Iason era sceso da cavallo. Le era andato incontro, si era accucciato e poi rialzato di scatto, con una mano tra i capelli. Si bloccò, stizzito, come se avesse compreso qualcosa che gli aveva pietrificato ogni muscolo. Forse si aspettava che gli dicesse qualcosa, magari pure che gli inveisse contro, ma era più occupata a riprendersi dalla botta che accorgersi di quell'animo ammutolito che aveva davanti, e forse lo ignorò apposta. Tossì forte, stette ancora ferma per un secondo, trattenendo il respiro, si asciugò gli occhi umidi e poi si rialzò in piedi, barcollando.
L'ha fatto apposta?, si chiese, Voleva che cadessi?
Non le sembrò affatto un modo per scherzare, era palese che non fosse preparata a una cosa simile. Magari l'odiava. Anche Delia non avrebbe sopportato di essere obbligata a fare da scorta a qualcuno per tutto quel tempo.

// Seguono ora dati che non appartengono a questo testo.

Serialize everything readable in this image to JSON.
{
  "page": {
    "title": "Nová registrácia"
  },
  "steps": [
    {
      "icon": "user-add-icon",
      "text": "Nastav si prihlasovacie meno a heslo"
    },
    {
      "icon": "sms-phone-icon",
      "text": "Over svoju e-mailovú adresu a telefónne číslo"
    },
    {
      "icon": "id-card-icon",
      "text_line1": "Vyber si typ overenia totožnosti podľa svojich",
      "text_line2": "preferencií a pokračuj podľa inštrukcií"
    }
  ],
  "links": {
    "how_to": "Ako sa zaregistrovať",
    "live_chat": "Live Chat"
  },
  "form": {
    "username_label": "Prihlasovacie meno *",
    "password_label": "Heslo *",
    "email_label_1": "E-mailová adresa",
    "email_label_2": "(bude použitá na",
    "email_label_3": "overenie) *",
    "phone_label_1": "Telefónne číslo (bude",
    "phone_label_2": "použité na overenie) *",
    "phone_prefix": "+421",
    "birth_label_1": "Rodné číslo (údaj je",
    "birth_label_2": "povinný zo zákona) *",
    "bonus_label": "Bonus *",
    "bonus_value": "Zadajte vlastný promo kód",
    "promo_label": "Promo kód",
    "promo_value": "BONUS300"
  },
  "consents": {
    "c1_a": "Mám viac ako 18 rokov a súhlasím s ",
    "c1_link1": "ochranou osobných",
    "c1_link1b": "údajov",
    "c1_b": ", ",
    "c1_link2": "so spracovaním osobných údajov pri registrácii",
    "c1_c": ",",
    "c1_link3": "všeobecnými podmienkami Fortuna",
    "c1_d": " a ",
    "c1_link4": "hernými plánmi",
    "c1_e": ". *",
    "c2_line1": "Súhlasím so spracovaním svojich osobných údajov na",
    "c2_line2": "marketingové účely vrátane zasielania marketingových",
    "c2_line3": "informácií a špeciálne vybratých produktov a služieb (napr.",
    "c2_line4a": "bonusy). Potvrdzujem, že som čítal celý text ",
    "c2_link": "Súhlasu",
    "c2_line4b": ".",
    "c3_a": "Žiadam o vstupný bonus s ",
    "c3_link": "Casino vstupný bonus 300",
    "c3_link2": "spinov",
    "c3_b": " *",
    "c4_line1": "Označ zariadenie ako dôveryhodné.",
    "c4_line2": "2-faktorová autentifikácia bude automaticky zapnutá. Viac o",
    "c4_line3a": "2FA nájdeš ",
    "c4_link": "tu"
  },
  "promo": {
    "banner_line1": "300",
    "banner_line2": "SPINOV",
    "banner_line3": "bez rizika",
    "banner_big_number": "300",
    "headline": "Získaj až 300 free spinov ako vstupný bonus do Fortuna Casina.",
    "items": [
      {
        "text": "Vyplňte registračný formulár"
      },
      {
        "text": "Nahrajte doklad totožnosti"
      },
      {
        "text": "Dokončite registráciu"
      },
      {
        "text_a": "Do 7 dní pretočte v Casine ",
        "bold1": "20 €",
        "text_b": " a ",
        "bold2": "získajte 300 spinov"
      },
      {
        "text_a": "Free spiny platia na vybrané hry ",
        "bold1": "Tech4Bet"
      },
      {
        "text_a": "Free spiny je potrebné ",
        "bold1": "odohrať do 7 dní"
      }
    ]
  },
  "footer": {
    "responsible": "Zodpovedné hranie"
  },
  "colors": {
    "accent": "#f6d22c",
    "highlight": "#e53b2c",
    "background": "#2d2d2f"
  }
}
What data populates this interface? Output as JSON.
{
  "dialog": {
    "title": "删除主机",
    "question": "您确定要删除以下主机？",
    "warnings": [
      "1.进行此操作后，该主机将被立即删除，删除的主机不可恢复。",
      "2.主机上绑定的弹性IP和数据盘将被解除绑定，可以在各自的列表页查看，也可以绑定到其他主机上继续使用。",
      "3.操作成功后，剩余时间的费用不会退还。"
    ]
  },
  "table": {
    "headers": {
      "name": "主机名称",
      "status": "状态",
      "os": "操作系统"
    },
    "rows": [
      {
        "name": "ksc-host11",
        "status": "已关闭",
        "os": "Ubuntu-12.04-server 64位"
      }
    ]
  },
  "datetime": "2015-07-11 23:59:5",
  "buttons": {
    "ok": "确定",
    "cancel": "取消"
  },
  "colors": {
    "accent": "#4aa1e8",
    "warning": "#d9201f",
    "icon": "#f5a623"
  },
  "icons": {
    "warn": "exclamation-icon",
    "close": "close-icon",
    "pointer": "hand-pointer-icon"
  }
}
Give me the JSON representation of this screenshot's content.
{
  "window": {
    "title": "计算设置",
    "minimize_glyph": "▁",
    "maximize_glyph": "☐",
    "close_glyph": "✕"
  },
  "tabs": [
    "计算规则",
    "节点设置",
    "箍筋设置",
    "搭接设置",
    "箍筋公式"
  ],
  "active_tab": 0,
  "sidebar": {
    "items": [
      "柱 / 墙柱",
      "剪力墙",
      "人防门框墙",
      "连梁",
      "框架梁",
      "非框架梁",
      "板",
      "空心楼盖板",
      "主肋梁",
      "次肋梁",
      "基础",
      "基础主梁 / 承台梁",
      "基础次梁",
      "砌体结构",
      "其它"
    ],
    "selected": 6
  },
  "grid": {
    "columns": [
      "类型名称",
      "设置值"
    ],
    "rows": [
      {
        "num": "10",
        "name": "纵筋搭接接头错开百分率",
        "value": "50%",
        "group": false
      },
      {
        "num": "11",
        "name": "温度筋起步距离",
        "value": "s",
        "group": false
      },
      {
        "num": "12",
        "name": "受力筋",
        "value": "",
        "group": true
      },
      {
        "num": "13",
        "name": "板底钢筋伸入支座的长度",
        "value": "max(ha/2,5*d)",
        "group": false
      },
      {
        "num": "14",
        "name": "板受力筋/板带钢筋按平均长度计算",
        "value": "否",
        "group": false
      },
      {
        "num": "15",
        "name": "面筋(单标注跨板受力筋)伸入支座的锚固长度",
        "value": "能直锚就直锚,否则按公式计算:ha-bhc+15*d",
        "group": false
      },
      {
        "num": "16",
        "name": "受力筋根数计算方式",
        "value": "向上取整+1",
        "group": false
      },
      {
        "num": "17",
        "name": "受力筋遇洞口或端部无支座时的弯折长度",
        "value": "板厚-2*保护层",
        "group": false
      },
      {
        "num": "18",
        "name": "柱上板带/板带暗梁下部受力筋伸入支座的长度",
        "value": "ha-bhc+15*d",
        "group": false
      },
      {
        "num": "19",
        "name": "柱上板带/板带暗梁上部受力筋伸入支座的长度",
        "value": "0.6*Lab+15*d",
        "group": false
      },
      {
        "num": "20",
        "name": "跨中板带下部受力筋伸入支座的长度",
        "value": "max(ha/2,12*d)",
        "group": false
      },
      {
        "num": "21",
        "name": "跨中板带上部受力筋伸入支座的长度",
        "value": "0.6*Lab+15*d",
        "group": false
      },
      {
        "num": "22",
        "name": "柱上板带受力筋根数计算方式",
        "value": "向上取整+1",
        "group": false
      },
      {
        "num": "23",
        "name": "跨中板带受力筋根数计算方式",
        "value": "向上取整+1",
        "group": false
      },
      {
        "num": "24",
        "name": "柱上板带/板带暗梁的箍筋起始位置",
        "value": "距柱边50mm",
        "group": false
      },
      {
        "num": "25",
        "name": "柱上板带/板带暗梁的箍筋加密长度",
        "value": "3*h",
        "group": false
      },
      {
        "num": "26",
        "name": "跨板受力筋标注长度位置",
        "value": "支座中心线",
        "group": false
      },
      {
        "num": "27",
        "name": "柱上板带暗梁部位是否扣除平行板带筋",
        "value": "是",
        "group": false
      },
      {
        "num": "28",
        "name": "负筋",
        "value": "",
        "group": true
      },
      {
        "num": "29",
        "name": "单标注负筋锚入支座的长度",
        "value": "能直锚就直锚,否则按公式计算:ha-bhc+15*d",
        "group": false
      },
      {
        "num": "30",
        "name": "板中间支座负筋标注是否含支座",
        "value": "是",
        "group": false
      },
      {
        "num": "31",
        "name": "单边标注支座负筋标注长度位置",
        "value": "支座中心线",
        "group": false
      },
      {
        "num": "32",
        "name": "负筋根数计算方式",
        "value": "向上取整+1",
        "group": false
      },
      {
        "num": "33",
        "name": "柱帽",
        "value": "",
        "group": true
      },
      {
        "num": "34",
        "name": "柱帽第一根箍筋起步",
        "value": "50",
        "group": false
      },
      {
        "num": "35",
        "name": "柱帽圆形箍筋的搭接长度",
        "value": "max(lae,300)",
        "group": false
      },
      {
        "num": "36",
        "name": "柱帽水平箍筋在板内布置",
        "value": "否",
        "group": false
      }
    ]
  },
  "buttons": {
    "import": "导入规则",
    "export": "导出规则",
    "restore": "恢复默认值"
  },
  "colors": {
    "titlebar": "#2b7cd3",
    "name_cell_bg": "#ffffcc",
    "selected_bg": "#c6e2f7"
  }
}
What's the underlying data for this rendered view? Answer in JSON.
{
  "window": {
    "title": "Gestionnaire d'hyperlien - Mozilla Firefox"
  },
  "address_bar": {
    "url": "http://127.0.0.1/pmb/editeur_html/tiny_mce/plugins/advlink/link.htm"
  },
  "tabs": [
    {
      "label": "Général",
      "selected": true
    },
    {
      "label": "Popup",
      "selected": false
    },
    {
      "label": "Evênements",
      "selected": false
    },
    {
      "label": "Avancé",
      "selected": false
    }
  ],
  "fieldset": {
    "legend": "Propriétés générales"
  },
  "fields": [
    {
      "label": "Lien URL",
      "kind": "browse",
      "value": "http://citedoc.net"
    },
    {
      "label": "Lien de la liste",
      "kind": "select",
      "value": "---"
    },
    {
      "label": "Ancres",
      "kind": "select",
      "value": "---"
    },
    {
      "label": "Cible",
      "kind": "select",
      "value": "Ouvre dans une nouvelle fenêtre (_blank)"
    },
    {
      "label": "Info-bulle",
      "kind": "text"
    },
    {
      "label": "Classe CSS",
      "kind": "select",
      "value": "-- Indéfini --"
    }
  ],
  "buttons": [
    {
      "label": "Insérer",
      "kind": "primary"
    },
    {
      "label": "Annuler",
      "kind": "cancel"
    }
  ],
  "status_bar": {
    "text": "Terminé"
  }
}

– Con Damiano lo faccio sempre – disse, ma non sembrava scusarsi, anzi, era seccato, come se non fosse colpa sua – Non ho pensato che tu non-
Keelan li raggiunse con Filogeno e lui si zittì. Lo fece trottare un poco, pareva che non frenasse troppo bene, e alla fine scese giù con un balzo mentre stava ancora zampettando contento attorno ai due, finendo coi piedi sull'acqua.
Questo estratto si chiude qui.